A dyadic view of rational convex sets

TL;DR

This paper explores the algebraic structure of convex sets in real vector spaces under the arithmetic mean operation, establishing conditions for their isomorphism based on automorphisms of the underlying affine space.

Contribution

It characterizes when convex subsets induce isomorphic algebraic structures via affine automorphisms, extending to barycentric algebras over subrings.

Findings

Isomorphism of groupoids corresponds to affine automorphisms of the space.

Results apply to convex sets of the same dimension with at least one bounded or over rationals.

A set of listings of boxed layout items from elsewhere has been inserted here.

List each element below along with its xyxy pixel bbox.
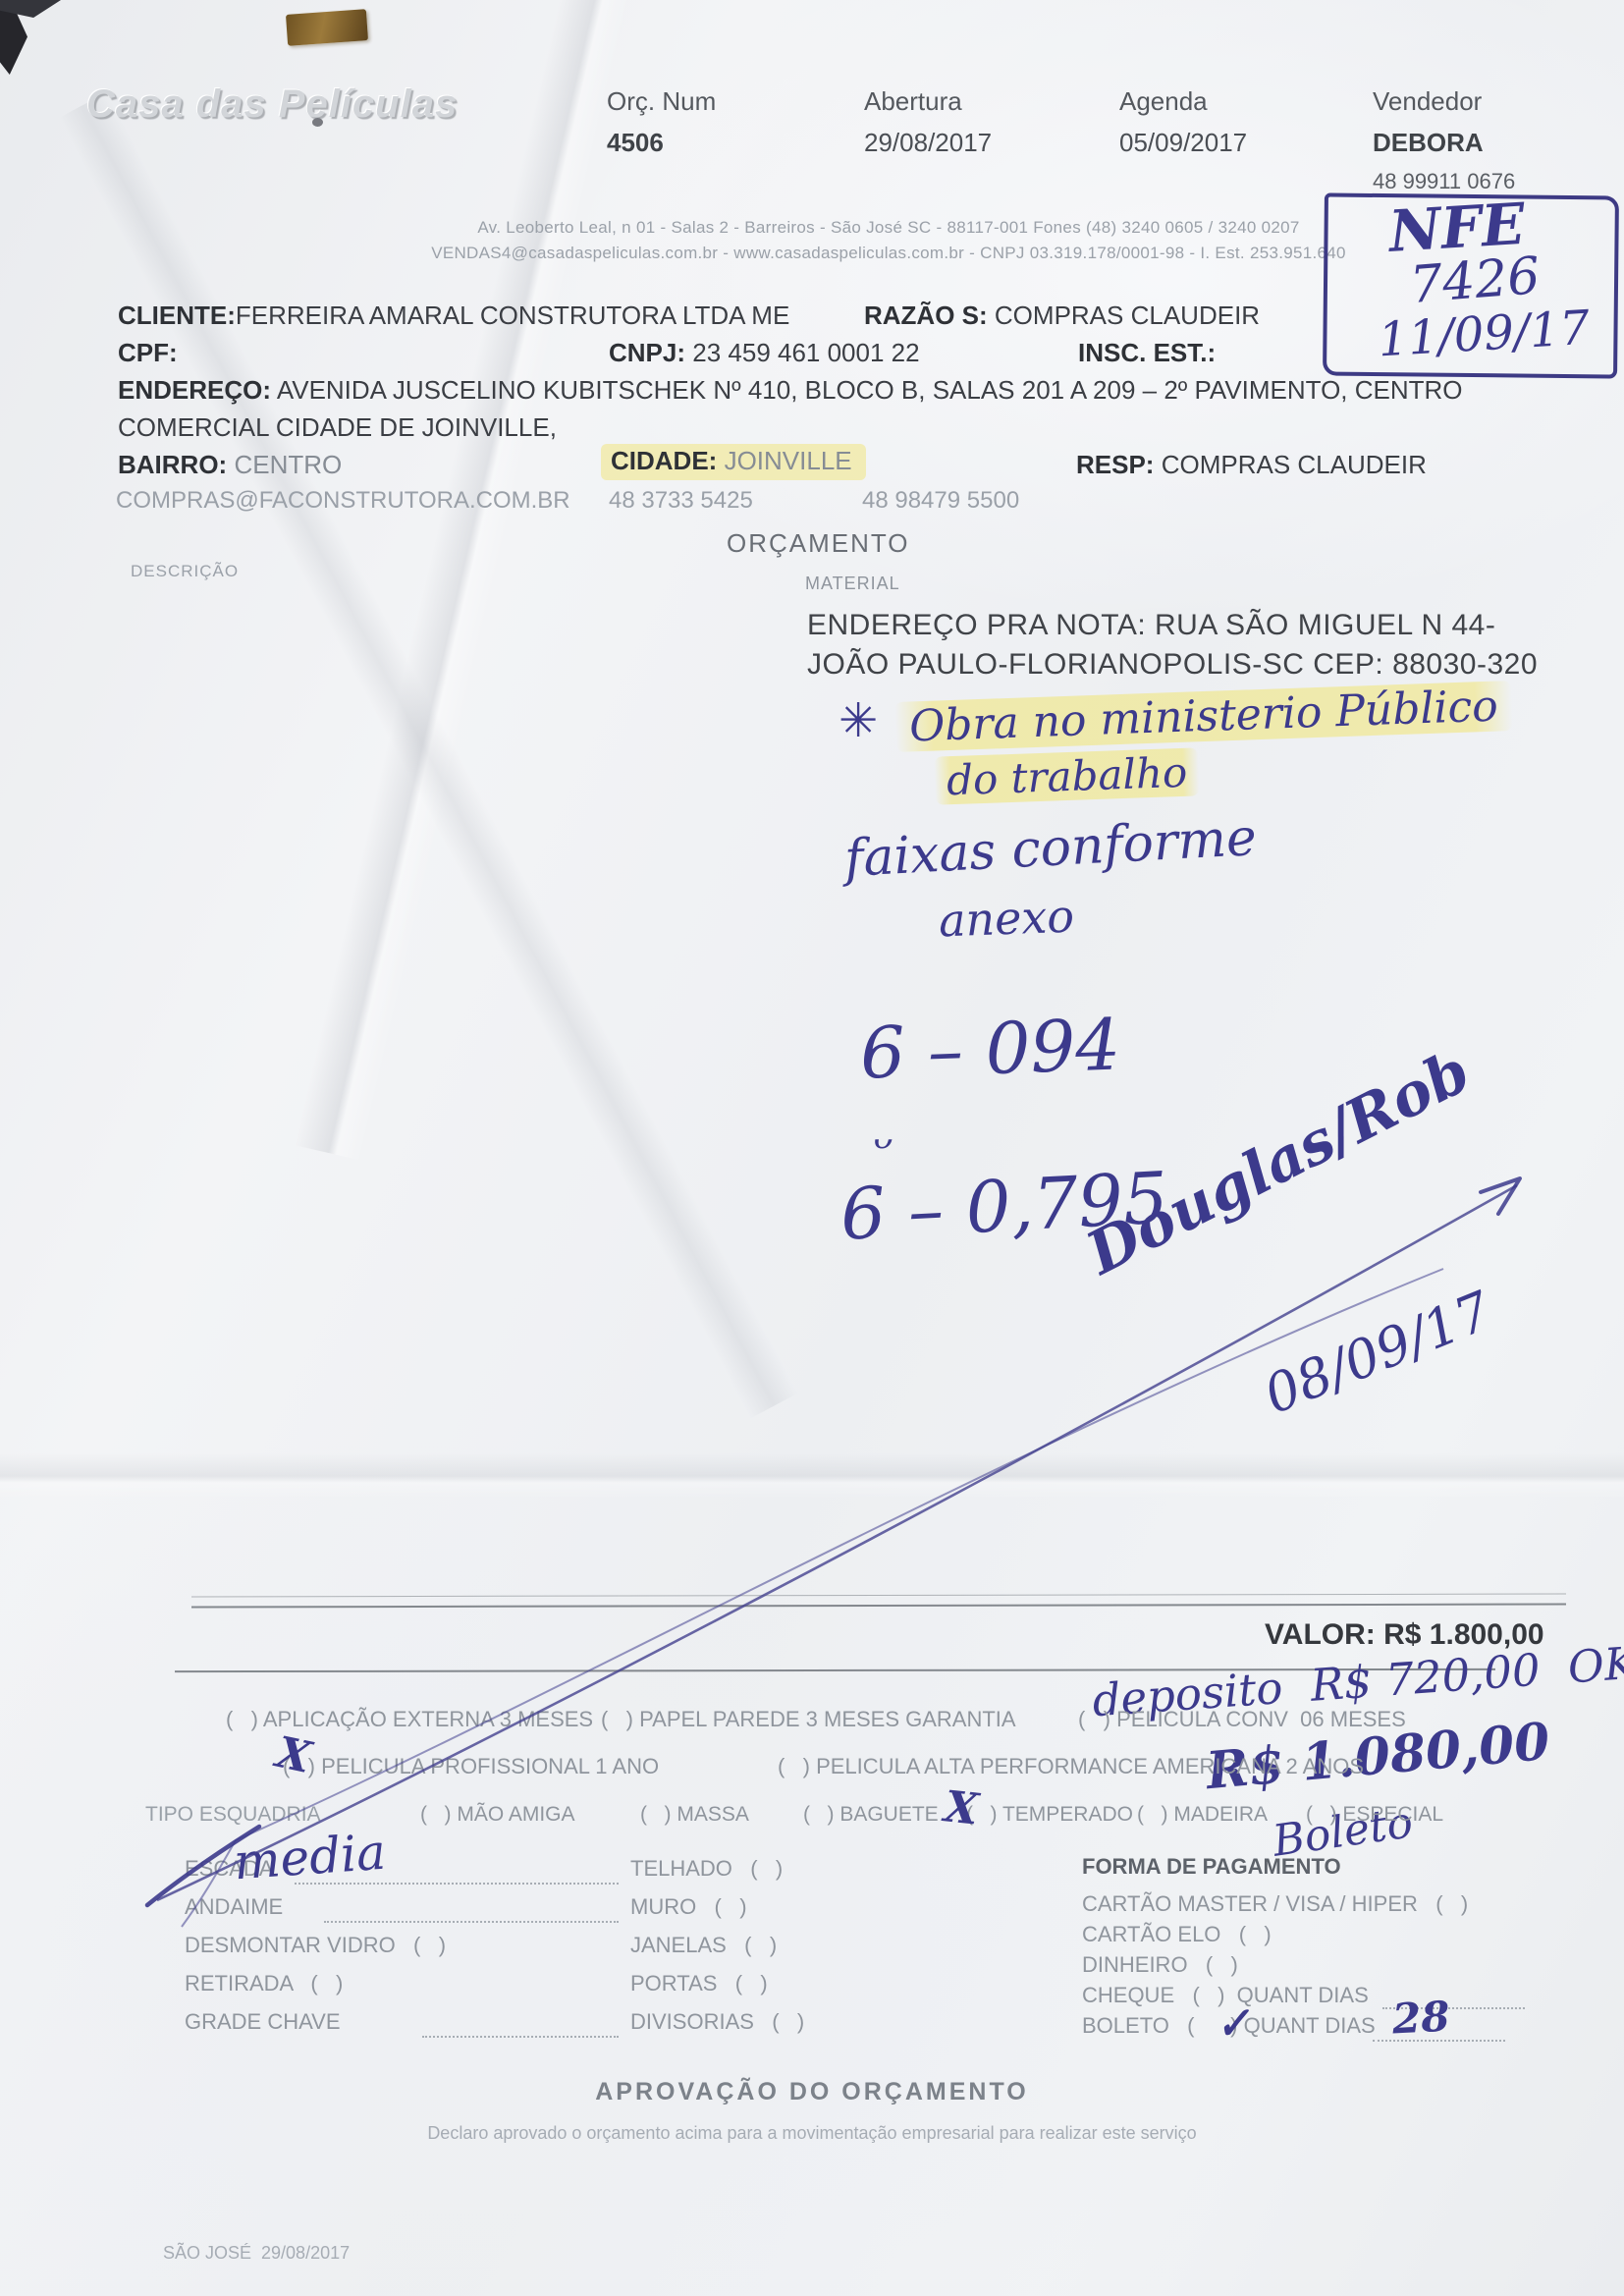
company-logo: Casa das Películas <box>86 82 458 127</box>
cidade-row-highlighted: CIDADE: JOINVILLE <box>601 444 866 480</box>
service-row-divisorias: DIVISORIAS ( ) <box>630 2009 804 2035</box>
razao-label: RAZÃO S: <box>864 301 988 330</box>
warranty-option: ( ) APLICAÇÃO EXTERNA 3 MESES <box>226 1707 593 1732</box>
bairro-row: BAIRRO: CENTRO <box>118 450 342 480</box>
resp-label: RESP: <box>1076 450 1154 479</box>
abertura-label: Abertura <box>864 86 962 117</box>
endereco-row: ENDEREÇO: AVENIDA JUSCELINO KUBITSCHEK N… <box>118 375 1463 406</box>
esquadria-option: ( ) BAGUETE <box>803 1803 939 1827</box>
paper-crease <box>0 1453 1624 1499</box>
company-address-line1: Av. Leoberto Leal, n 01 - Salas 2 - Barr… <box>422 218 1355 238</box>
nota-address-line2: JOÃO PAULO-FLORIANOPOLIS-SC CEP: 88030-3… <box>807 648 1538 682</box>
razao-value: COMPRAS CLAUDEIR <box>995 301 1260 330</box>
endereco-label: ENDEREÇO: <box>118 375 271 405</box>
service-row-telhado: TELHADO ( ) <box>630 1856 783 1882</box>
paper-crease <box>295 0 637 1161</box>
esquadria-option: ( ) MASSA <box>640 1803 749 1827</box>
service-row-muro: MURO ( ) <box>630 1894 747 1920</box>
insc-label: INSC. EST.: <box>1078 338 1216 367</box>
divider-line <box>191 1594 1566 1598</box>
esquadria-label: TIPO ESQUADRIA <box>145 1803 321 1827</box>
tape-mark <box>286 9 368 46</box>
cliente-label: CLIENTE: <box>118 301 236 330</box>
footer-city-date: SÃO JOSÉ 29/08/2017 <box>163 2243 350 2264</box>
orc-num-label: Orç. Num <box>607 86 716 117</box>
endereco-value-line2: COMERCIAL CIDADE DE JOINVILLE, <box>118 412 557 442</box>
service-row-portas: PORTAS ( ) <box>630 1971 768 1996</box>
nfe-handwritten-box: NFE 7426 11/09/17 <box>1323 192 1619 378</box>
bairro-value: CENTRO <box>234 450 342 479</box>
cidade-label: CIDADE: <box>611 446 717 475</box>
hand-obs-line3: faixas conforme <box>843 808 1258 889</box>
approval-statement: Declaro aprovado o orçamento acima para … <box>0 2123 1624 2144</box>
descricao-label: DESCRIÇÃO <box>131 562 239 581</box>
hand-tick-mark: ᴗ <box>872 1118 892 1157</box>
payment-row-cartao-elo: CARTÃO ELO ( ) <box>1082 1922 1272 1947</box>
service-row-janelas: JANELAS ( ) <box>630 1933 777 1958</box>
endereco-row2: COMERCIAL CIDADE DE JOINVILLE, <box>118 412 557 443</box>
endereco-value-line1: AVENIDA JUSCELINO KUBITSCHEK Nº 410, BLO… <box>277 375 1463 405</box>
service-row-desmontar-vidro: DESMONTAR VIDRO ( ) <box>185 1933 446 1958</box>
scan-edge-mark <box>0 6 27 75</box>
paper-crease <box>59 92 798 1418</box>
nfe-date: 11/09/17 <box>1377 301 1592 368</box>
esquadria-option: ( ) MADEIRA <box>1137 1803 1268 1827</box>
valor-label: VALOR: <box>1265 1618 1376 1651</box>
service-row-retirada: RETIRADA ( ) <box>185 1971 343 1996</box>
orcamento-title: ORÇAMENTO <box>727 528 910 559</box>
hand-boleto-check: ✓ <box>1214 1997 1253 2049</box>
grade-chave-fill-line <box>422 2035 619 2038</box>
warranty-option: ( ) PAPEL PAREDE 3 MESES GARANTIA <box>601 1707 1016 1732</box>
hand-obs-line4: anexo <box>938 890 1075 948</box>
hand-obs-line2: do trabalho <box>934 747 1200 804</box>
hand-signature-date: 08/09/17 <box>1256 1280 1499 1426</box>
agenda-label: Agenda <box>1119 86 1208 117</box>
abertura-value: 29/08/2017 <box>864 128 992 158</box>
divider-line <box>191 1604 1566 1609</box>
resp-row: RESP: COMPRAS CLAUDEIR <box>1076 450 1427 480</box>
hand-check-x-temperado: X <box>942 1781 980 1834</box>
cpf-label: CPF: <box>118 338 178 367</box>
hand-escada-value: media <box>232 1824 387 1891</box>
cliente-value: FERREIRA AMARAL CONSTRUTORA LTDA ME <box>236 301 789 330</box>
vendedor-phone: 48 99911 0676 <box>1373 169 1515 194</box>
payment-row-dinheiro: DINHEIRO ( ) <box>1082 1952 1238 1978</box>
agenda-value: 05/09/2017 <box>1119 128 1247 158</box>
andaime-fill-line <box>324 1920 619 1923</box>
warranty-option: ( ) PELICULA CONV 06 MESES <box>1078 1707 1406 1732</box>
hand-quant-dias-value: 28 <box>1391 1993 1451 2044</box>
client-email: COMPRAS@FACONSTRUTORA.COM.BR <box>116 487 570 515</box>
service-row-andaime: ANDAIME <box>185 1894 283 1920</box>
client-phone1: 48 3733 5425 <box>609 487 753 515</box>
insc-row: INSC. EST.: <box>1078 338 1216 368</box>
payment-row-cartao-master: CARTÃO MASTER / VISA / HIPER ( ) <box>1082 1891 1468 1917</box>
scanned-budget-document: Casa das Películas Orç. Num 4506 Abertur… <box>0 0 1624 2296</box>
esquadria-option: ( ) MÃO AMIGA <box>420 1803 575 1827</box>
warranty-option: ( ) PELICULA ALTA PERFORMANCE AMERICANA … <box>778 1754 1364 1779</box>
warranty-option: ( ) PELICULA PROFISSIONAL 1 ANO <box>283 1754 659 1779</box>
cidade-value: JOINVILLE <box>725 446 852 475</box>
client-phone2: 48 98479 5500 <box>862 487 1019 515</box>
cliente-row: CLIENTE:FERREIRA AMARAL CONSTRUTORA LTDA… <box>118 301 789 331</box>
cnpj-label: CNPJ: <box>609 338 685 367</box>
resp-value: COMPRAS CLAUDEIR <box>1162 450 1427 479</box>
material-label: MATERIAL <box>805 574 900 594</box>
company-address-line2: VENDAS4@casadaspeliculas.com.br - www.ca… <box>422 244 1355 263</box>
cpf-row: CPF: <box>118 338 178 368</box>
service-row-grade-chave: GRADE CHAVE <box>185 2009 341 2035</box>
approval-title: APROVAÇÃO DO ORÇAMENTO <box>0 2078 1624 2106</box>
hand-obs-line1: Obra no ministerio Público <box>894 681 1512 752</box>
payment-title: FORMA DE PAGAMENTO <box>1082 1854 1341 1880</box>
esquadria-option: ( ) TEMPERADO <box>966 1803 1133 1827</box>
bairro-label: BAIRRO: <box>118 450 227 479</box>
cnpj-row: CNPJ: 23 459 461 0001 22 <box>609 338 920 368</box>
nota-address-line1: ENDEREÇO PRA NOTA: RUA SÃO MIGUEL N 44- <box>807 609 1495 642</box>
hand-star: ✳ <box>839 693 878 748</box>
orc-num-value: 4506 <box>607 128 664 158</box>
vendedor-label: Vendedor <box>1373 86 1482 117</box>
razao-row: RAZÃO S: COMPRAS CLAUDEIR <box>864 301 1260 331</box>
cnpj-value: 23 459 461 0001 22 <box>692 338 919 367</box>
esquadria-option: ( ) ESPECIAL <box>1306 1803 1443 1827</box>
hand-number-1: 6 – 094 <box>859 1003 1122 1094</box>
vendedor-value: DEBORA <box>1373 128 1484 158</box>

Generalization to barycentric algebras over subrings of F.

Abstract

Let F be a subfield of the field R of real numbers. Equipped with the binary arithmetic mean operation, each convex subset C of F^n becomes a commutative binary mode, also called idempotent commutative medial (or entropic) groupoid. Let C and C' be convex subsets of F^n. Assume that they are of the same dimension and at least one of them is bounded, or F is the field of all rational numbers. We prove that the corresponding idempotent commutative medial groupoids are isomorphic iff the affine space F^n over F has an automorphism that maps C onto C'. We also prove a more general statement for the case when C,C'\subseteq F^n are considered barycentric algebras over a unital subring of F that is distinct from the ring of integers. A related result, for a subring of R instead of a subfield F, is given in \cite{rczgaroman2}.